If you watch the television show Man v. Food, brought to you by Adam Richman and the Travel Channel, you have seen him try to tackle some dishes that have these peppers as one of the main ingredients. He has actually participated in a hot wings challenge twice now that has a Bhut Jolokia based paste as one of the ingredients. Needless to say he has not finished the challenge and all he has to do is eat six of these wings.
If you want an idea of how hot this pepper is, you can head over to YouTube and watch a handful of videos, most which appear to be real, of folks attempting to eat these peppers raw. One guy actually falls over and starts convulsing because of the heat packed into these puppies. But note that not all folks think this pepper is hot. There is a woman who has recently been filmed eating these peppers by the dozen and not reacting at all to the Scoville Units each pepper packs. Don’t ask me how she does it because I cannot even smell these things without tearing up. (The Bhut Jolokia has more than 1,000,000 Scoville Units.)
The pepper actually holds the world record for being the hottest in the world.
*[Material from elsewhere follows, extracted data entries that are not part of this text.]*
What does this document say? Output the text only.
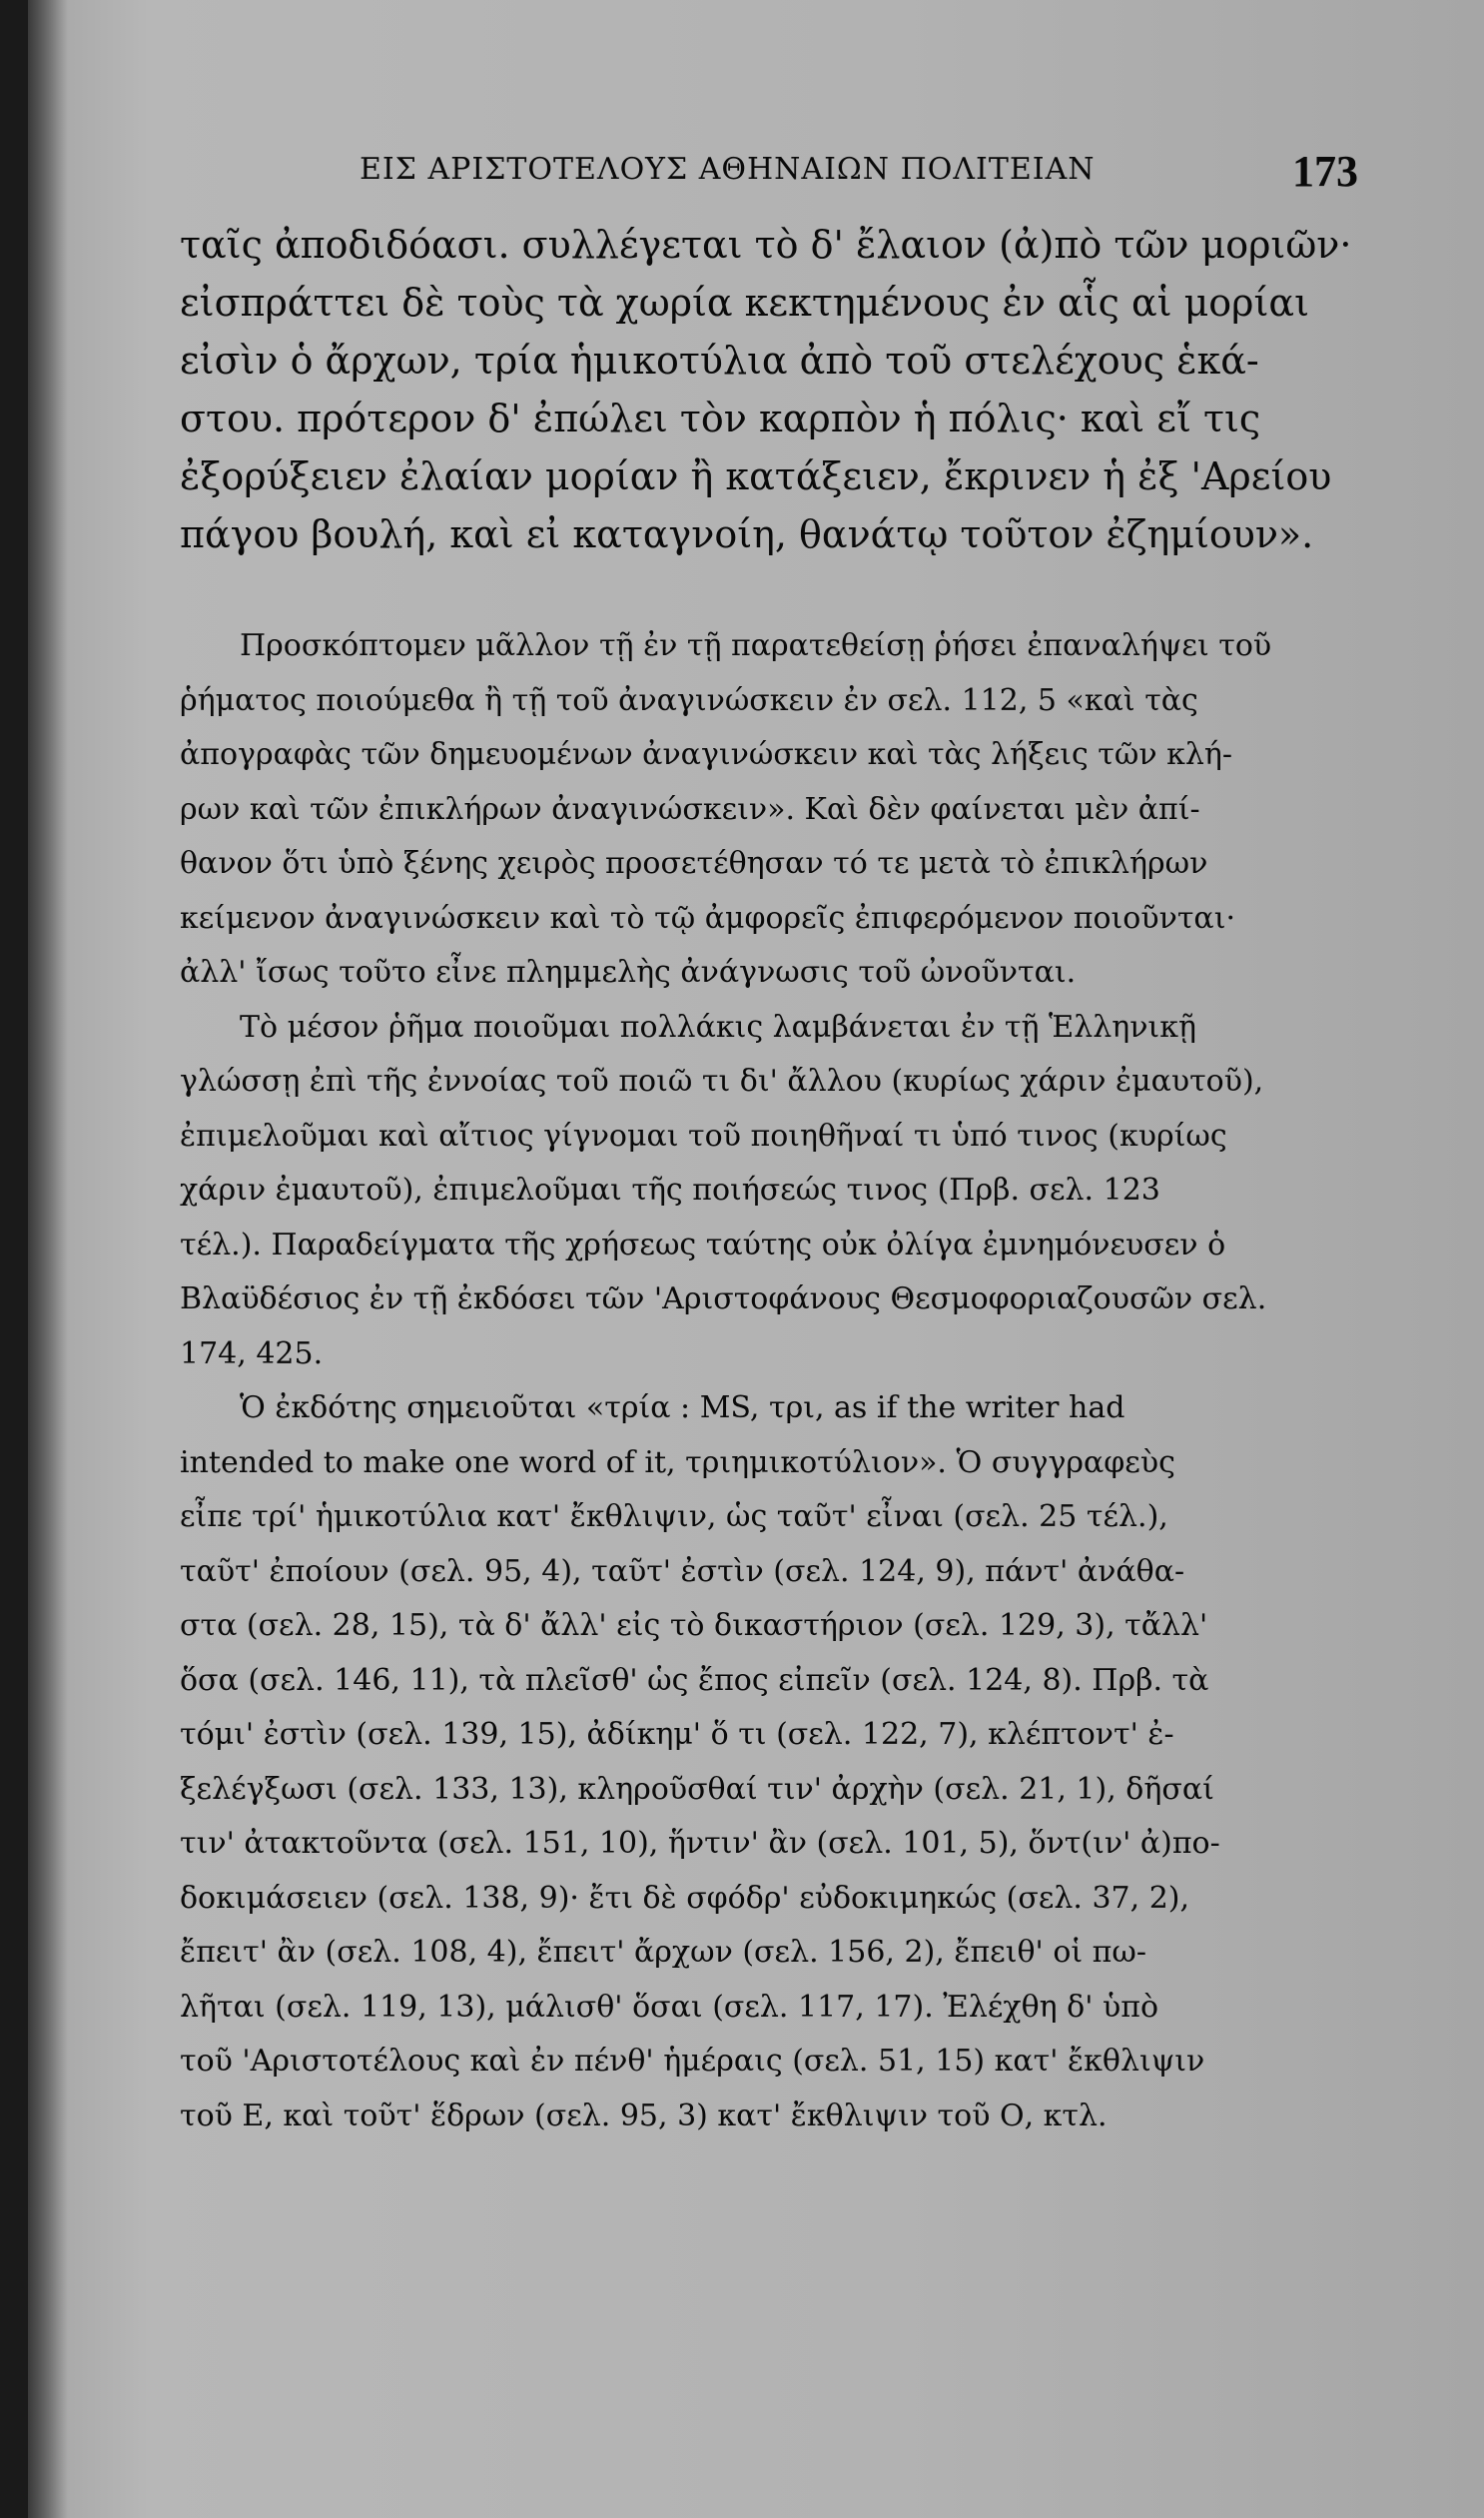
ΕΙΣ ΑΡΙΣΤΟΤΕΛΟΥΣ ΑΘΗΝΑΙΩΝ ΠΟΛΙΤΕΙΑΝ	173
ταῖς ἀποδιδόασι. συλλέγεται τὸ δ' ἔλαιον (ἀ)πὸ τῶν μοριῶν·
εἰσπράττει δὲ τοὺς τὰ χωρία κεκτημένους ἐν αἷς αἱ μορίαι
εἰσὶν ὁ ἄρχων, τρία ἡμικοτύλια ἀπὸ τοῦ στελέχους ἑκά-
στου. πρότερον δ' ἐπώλει τὸν καρπὸν ἡ πόλις· καὶ εἴ τις
ἐξορύξειεν ἐλαίαν μορίαν ἢ κατάξειεν, ἔκρινεν ἡ ἐξ 'Αρείου
πάγου βουλή, καὶ εἰ καταγνοίη, θανάτῳ τοῦτον ἐζημίουν».
Προσκόπτομεν μᾶλλον τῇ ἐν τῇ παρατεθείσῃ ῥήσει ἐπαναλήψει τοῦ
ῥήματος ποιούμεθα ἢ τῇ τοῦ ἀναγινώσκειν ἐν σελ. 112, 5 «καὶ τὰς
ἀπογραφὰς τῶν δημευομένων ἀναγινώσκειν καὶ τὰς λήξεις τῶν κλή-
ρων καὶ τῶν ἐπικλήρων ἀναγινώσκειν». Καὶ δὲν φαίνεται μὲν ἀπί-
θανον ὅτι ὑπὸ ξένης χειρὸς προσετέθησαν τό τε μετὰ τὸ ἐπικλήρων
κείμενον ἀναγινώσκειν καὶ τὸ τῷ ἀμφορεῖς ἐπιφερόμενον ποιοῦνται·
ἀλλ' ἴσως τοῦτο εἶνε πλημμελὴς ἀνάγνωσις τοῦ ὠνοῦνται.
Τὸ μέσον ῥῆμα ποιοῦμαι πολλάκις λαμβάνεται ἐν τῇ Ἑλληνικῇ
γλώσσῃ ἐπὶ τῆς ἐννοίας τοῦ ποιῶ τι δι' ἄλλου (κυρίως χάριν ἐμαυτοῦ),
ἐπιμελοῦμαι καὶ αἴτιος γίγνομαι τοῦ ποιηθῆναί τι ὑπό τινος (κυρίως
χάριν ἐμαυτοῦ), ἐπιμελοῦμαι τῆς ποιήσεώς τινος (Πρβ. σελ. 123
τέλ.). Παραδείγματα τῆς χρήσεως ταύτης οὐκ ὀλίγα ἐμνημόνευσεν ὁ
Βλαϋδέσιος ἐν τῇ ἐκδόσει τῶν 'Αριστοφάνους Θεσμοφοριαζουσῶν σελ.
174, 425.
Ὁ ἐκδότης σημειοῦται «τρία : MS, τρι, as if the writer had
intended to make one word of it, τριημικοτύλιον». Ὁ συγγραφεὺς
εἶπε τρί' ἡμικοτύλια κατ' ἔκθλιψιν, ὡς ταῦτ' εἶναι (σελ. 25 τέλ.),
ταῦτ' ἐποίουν (σελ. 95, 4), ταῦτ' ἐστὶν (σελ. 124, 9), πάντ' ἀνάθα-
στα (σελ. 28, 15), τὰ δ' ἄλλ' εἰς τὸ δικαστήριον (σελ. 129, 3), τἄλλ'
ὅσα (σελ. 146, 11), τὰ πλεῖσθ' ὡς ἔπος εἰπεῖν (σελ. 124, 8). Πρβ. τὰ
τόμι' ἐστὶν (σελ. 139, 15), ἀδίκημ' ὅ τι (σελ. 122, 7), κλέπτοντ' ἐ-
ξελέγξωσι (σελ. 133, 13), κληροῦσθαί τιν' ἀρχὴν (σελ. 21, 1), δῆσαί
τιν' ἀτακτοῦντα (σελ. 151, 10), ἥντιν' ἂν (σελ. 101, 5), ὅντ(ιν' ἀ)πο-
δοκιμάσειεν (σελ. 138, 9)· ἔτι δὲ σφόδρ' εὐδοκιμηκώς (σελ. 37, 2),
ἔπειτ' ἂν (σελ. 108, 4), ἔπειτ' ἄρχων (σελ. 156, 2), ἔπειθ' οἱ πω-
λῆται (σελ. 119, 13), μάλισθ' ὅσαι (σελ. 117, 17). Ἐλέχθη δ' ὑπὸ
τοῦ 'Αριστοτέλους καὶ ἐν πένθ' ἡμέραις (σελ. 51, 15) κατ' ἔκθλιψιν
τοῦ Ε, καὶ τοῦτ' ἕδρων (σελ. 95, 3) κατ' ἔκθλιψιν τοῦ Ο, κτλ.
It was inducted into the Guinness Book of World Records in 2007. It is grown in northern India and folks there eat these things like candy. To give you an idea of the heat level, the Bhut Jolokia pepper is 1,000 times hotter than a jalapeno. Think about that the next time you reach for your water glass to cool your mouth down after biting into a jalapeno. (Did you know that water actually makes it worse? Milk will help cool the palate down, but water simply cleanses the tongue and has no effect on the heat your mouth is experiencing.)
I have actually called around the Indianapolis area seeing if I could get these peppers locally. Sadly, not a single grocery store will order them and the only place that will, Whole Foods Market, has to get a manager’s approval and will only order them dried. It seems to be impossible to get these raw. I did find them in stock at Jungle Jim’s not too long ago. They come in a pack of about ten peppers and they are all dried. On the back of the package you can see how to bring them back to their original state, but if you ask me it’s not the same as right off the vine.
Other than cooking with these peppers, or eating them for your chance at fifteen minutes of fame, what else can you do with these peppers? Well, one solution is taking these spicy pepper’s dust and using it in pepper spray. (Hence the name I guess.) I know not a lot of men out there carry a cartridge of pepper spray, but some of you ladies might. Imagine taking the same peppers that force you to wear gloves when handling and spraying that into your attacker’s eyes. Just make sure you don’t breath in the fumes when you use it.
Another newly found solution, thinking on the same line of fighting back against your attackers, military forces in India are starting to use these peppers in hand grenades. Imagine that damage that you would cause by not only tossing a hand grenade at your enemy but also making it worse by spraying them with this pepper dust. It adds a whole new level of universal threat protection. The next time you go to a gourmet or organic foods market, ask around and see if you can’t get your hands on some of these peppers. I don’t suggest using them to harm anyone, obviously, but you can make one mean bowl of chili or some insane hot sauce.